Outros museus brasileiros também estão com problemas estruturais. O Museu Paulista, mais conhecido como Museu do Ipiranga, está fechado há cinco anos. Um laudo verificou o risco de desabamento no prédio construído em 1885. As obras devem custar cerca de R$ 100 milhões e a reforma, que anda a passos lentos, deve ser finalizada somente em 2022.

Os museus universitários possuem recursos provenientes das Universidades e Institutos Federais. Outra fonte de recursos são o Ministério da Cultura e o IPHAN - Instituto do Patrimônio Histórico e Artístico Nacional. Com a crise fiscal do Estado, o Governo cortou ainda mais os orçamentos para a preservação do patrimônio cultural nacional e para o desenvolvimento da ciência.

Em 2017, o Museu Paraense Emílio Goeldi, o segundo mais antigo do país, quase fechou por falta de recursos. A instituição sofreu um corte de 40% da verba, o que ameaçou o funcionamento de suas bases. O museu possui mais de 4,5 milhões de itens sobre a fauna e a flora da Amazônia.

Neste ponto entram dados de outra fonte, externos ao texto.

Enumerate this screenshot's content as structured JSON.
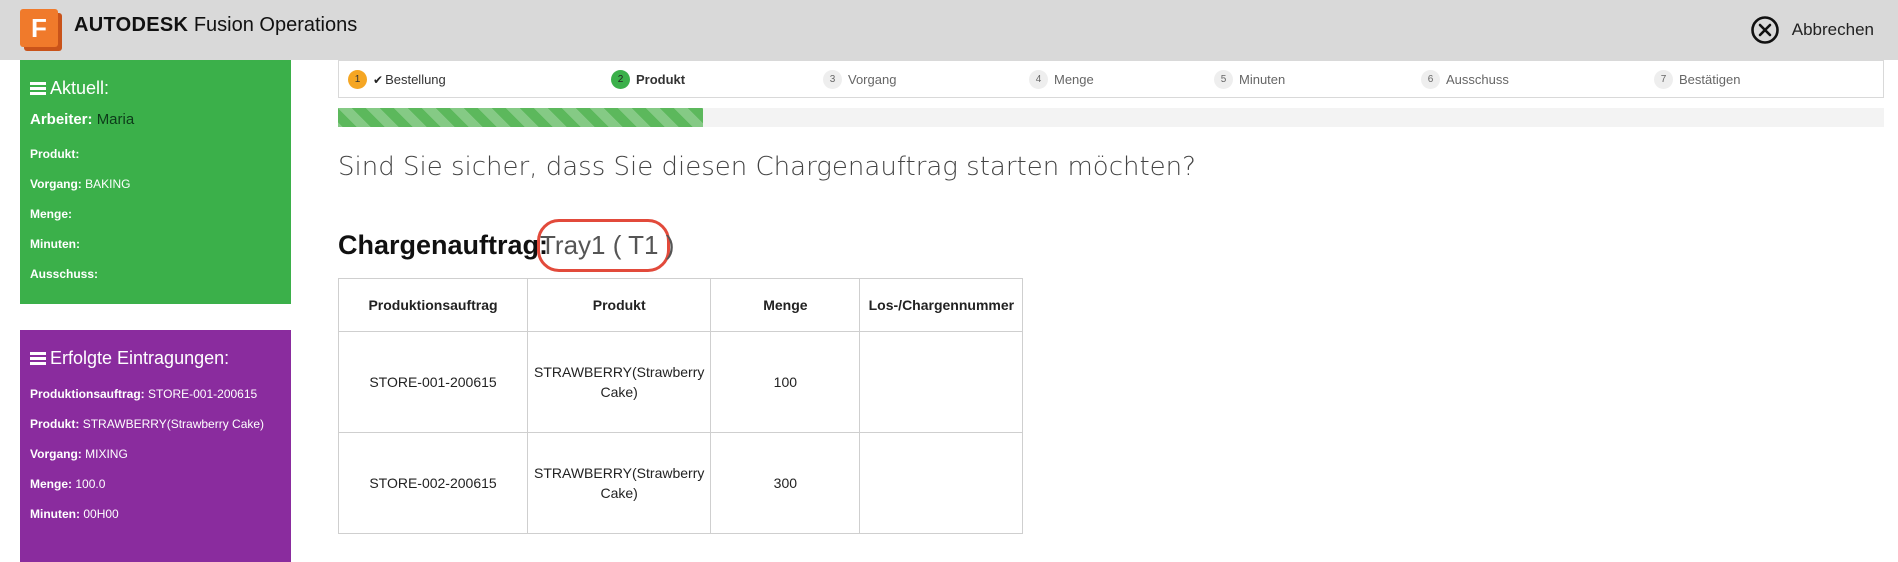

No ano passado,  a Prefeitura do Rio de Janeiro cortou as verbas de manutenção do Instituto de Pesquisa e Memória Pretos Novos. O museu, erguido sobre uma enorme cova repleta de ossos de escravos, atraiu 70.000 visitantes em 2016. Este ano, sobrevive com a doação de amigos para pagar itens como luz e material de limpeza.